The remarkable recovery, reported today in Current Biology, has been observed in simpler life forms such as hydra and flatworms—but it’s practically unheard of in complex animals like sea slugs. “It underscores the fact that still in the 21st century, we truly do not know what is possible in biology,” says Alejandro Sánchez Alvarado, a molecular biologist at the Stowers Institute for Medical Research.

After her initial observation, Mitoh and her colleagues took a closer look at two species of sea slugs: Elysia marginata, grown in the lab—and the first the team observed ditching its body—and E. atroviridis, collected from the wild. Over the course of the study, five of 15 E. marginata decapitated themselves, a behavior known as autotomy. The neck wound usually closed within 1 day, and the heads, especially in younger specimens, began to feed on algae within hours (as seen in the video above). Twenty days later, an entirely new body had regrown, the team reports. (The discarded bodies never regrew heads.)
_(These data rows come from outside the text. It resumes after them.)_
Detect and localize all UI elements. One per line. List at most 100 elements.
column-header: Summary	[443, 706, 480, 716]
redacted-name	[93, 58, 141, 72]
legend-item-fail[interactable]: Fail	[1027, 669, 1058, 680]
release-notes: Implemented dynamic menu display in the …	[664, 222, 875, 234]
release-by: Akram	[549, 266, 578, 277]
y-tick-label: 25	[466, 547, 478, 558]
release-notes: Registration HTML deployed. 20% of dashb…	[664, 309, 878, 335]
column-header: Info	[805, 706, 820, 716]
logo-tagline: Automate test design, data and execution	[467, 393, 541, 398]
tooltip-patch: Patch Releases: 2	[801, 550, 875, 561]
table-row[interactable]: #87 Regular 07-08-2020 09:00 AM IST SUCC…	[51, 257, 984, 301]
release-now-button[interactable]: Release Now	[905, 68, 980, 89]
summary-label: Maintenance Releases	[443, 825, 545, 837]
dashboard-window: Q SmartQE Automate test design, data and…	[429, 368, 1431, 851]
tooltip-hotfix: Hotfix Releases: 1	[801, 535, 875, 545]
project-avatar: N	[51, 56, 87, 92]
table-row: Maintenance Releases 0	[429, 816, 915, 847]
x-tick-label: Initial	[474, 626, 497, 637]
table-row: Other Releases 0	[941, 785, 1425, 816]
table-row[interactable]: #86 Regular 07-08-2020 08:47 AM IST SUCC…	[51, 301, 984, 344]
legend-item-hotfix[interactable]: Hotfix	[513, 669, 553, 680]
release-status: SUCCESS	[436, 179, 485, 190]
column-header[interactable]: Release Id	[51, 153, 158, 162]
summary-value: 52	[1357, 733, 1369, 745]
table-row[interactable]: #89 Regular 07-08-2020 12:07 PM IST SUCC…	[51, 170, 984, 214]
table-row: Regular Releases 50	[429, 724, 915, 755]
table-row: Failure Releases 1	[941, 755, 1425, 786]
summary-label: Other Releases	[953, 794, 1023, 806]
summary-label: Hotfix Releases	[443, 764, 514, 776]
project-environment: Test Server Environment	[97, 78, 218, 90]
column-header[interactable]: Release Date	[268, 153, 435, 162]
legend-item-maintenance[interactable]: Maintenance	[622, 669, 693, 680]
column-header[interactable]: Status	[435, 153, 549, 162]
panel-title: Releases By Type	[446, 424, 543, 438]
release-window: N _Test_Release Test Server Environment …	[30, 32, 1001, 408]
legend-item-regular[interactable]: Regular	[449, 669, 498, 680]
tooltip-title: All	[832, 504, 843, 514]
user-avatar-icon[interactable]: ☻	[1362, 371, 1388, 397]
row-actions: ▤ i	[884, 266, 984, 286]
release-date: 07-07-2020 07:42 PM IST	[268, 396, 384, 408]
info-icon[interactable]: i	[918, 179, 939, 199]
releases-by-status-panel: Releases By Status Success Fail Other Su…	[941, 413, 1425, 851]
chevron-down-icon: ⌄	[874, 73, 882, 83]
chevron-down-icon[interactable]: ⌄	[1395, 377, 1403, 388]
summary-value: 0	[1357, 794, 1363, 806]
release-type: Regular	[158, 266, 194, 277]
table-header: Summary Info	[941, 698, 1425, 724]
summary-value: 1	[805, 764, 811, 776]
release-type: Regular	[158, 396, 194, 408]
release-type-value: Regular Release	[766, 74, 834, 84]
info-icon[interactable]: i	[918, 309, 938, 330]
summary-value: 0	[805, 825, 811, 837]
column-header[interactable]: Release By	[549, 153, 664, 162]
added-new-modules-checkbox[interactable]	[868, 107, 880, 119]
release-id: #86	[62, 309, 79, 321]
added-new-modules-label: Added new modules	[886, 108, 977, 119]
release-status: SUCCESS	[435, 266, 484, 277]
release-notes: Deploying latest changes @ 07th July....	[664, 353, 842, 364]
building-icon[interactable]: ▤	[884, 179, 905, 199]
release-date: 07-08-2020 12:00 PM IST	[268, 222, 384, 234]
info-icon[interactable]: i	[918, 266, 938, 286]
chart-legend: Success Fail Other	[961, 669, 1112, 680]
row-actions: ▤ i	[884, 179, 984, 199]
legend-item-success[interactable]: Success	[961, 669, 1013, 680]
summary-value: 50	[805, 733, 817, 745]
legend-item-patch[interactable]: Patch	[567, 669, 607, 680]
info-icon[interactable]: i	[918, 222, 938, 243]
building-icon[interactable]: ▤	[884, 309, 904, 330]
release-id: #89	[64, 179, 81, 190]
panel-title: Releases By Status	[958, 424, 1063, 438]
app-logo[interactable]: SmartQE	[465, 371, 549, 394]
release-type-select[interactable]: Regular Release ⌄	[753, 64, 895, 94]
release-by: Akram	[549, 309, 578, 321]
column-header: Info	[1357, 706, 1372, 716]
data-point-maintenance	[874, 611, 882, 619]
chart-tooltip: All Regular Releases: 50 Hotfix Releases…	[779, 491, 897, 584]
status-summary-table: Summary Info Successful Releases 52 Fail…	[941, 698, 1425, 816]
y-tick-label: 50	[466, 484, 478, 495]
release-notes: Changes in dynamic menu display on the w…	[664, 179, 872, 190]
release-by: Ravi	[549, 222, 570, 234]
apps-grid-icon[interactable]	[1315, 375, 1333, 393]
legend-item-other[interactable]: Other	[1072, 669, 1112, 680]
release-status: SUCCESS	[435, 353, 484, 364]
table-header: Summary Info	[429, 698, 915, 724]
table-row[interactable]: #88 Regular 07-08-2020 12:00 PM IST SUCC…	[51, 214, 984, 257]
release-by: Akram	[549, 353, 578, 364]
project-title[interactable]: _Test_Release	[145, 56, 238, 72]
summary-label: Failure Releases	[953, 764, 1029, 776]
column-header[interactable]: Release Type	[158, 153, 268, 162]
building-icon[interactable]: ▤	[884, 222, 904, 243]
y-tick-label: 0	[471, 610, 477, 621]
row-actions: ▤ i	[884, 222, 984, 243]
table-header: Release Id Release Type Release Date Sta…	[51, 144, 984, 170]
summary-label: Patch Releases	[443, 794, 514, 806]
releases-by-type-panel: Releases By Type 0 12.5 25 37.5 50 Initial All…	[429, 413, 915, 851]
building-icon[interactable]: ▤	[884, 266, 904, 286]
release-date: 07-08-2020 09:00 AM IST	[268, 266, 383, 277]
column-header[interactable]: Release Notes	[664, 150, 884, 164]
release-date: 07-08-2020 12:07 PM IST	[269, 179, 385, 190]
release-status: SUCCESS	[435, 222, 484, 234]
In the E. atroviridis, three of 82 autotomized, and two of the three eventually grew new bodies. All of these animals were infected with small crustaceans known as copepods. In another group of 64 E. atroviridis without parasites, none self-decapitated, leading the researchers to hypothesize that animals cast off their bodies as a means to get rid of parasites.
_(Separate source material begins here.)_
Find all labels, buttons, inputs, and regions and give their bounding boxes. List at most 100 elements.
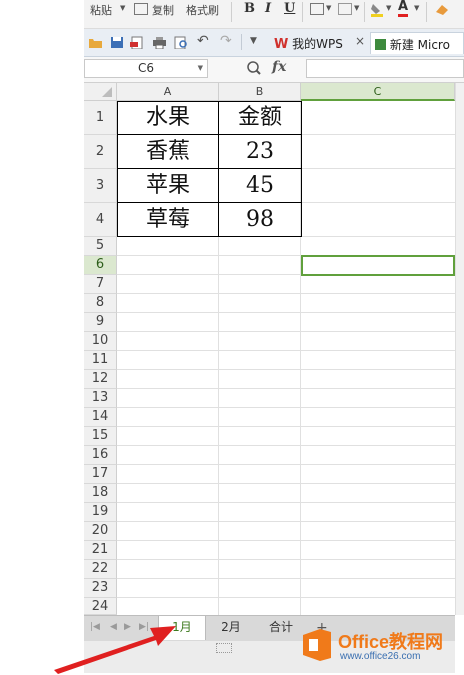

Another possibility is that the slugs autotomized to escape predators. But when the researchers tried to mimic an enemy’s attack by pinching and cutting the creatures, none cast off their bodies. And the process itself takes several hours, which the scientists say would make it ineffective as means of escape.

How the slugs survive without a heart and other vital organs for nearly 1 month remains a mystery. Mitoh and her colleagues suspect it may be tied to their ability to survive using the photosynthetic algae in their diet while other energy sources are unavailable.

The find is “another example of how biology can come up with clever solutions to challenges that threaten survival,” says James Godwin, who studies animal regeneration at the Jackson Laboratory. Although he cautions that regeneration of this magnitude may never be possible in vertebrates, like humans, Godwin says the slugs could provide a valuable testing ground for understanding the genetics behind remaking whole body segments.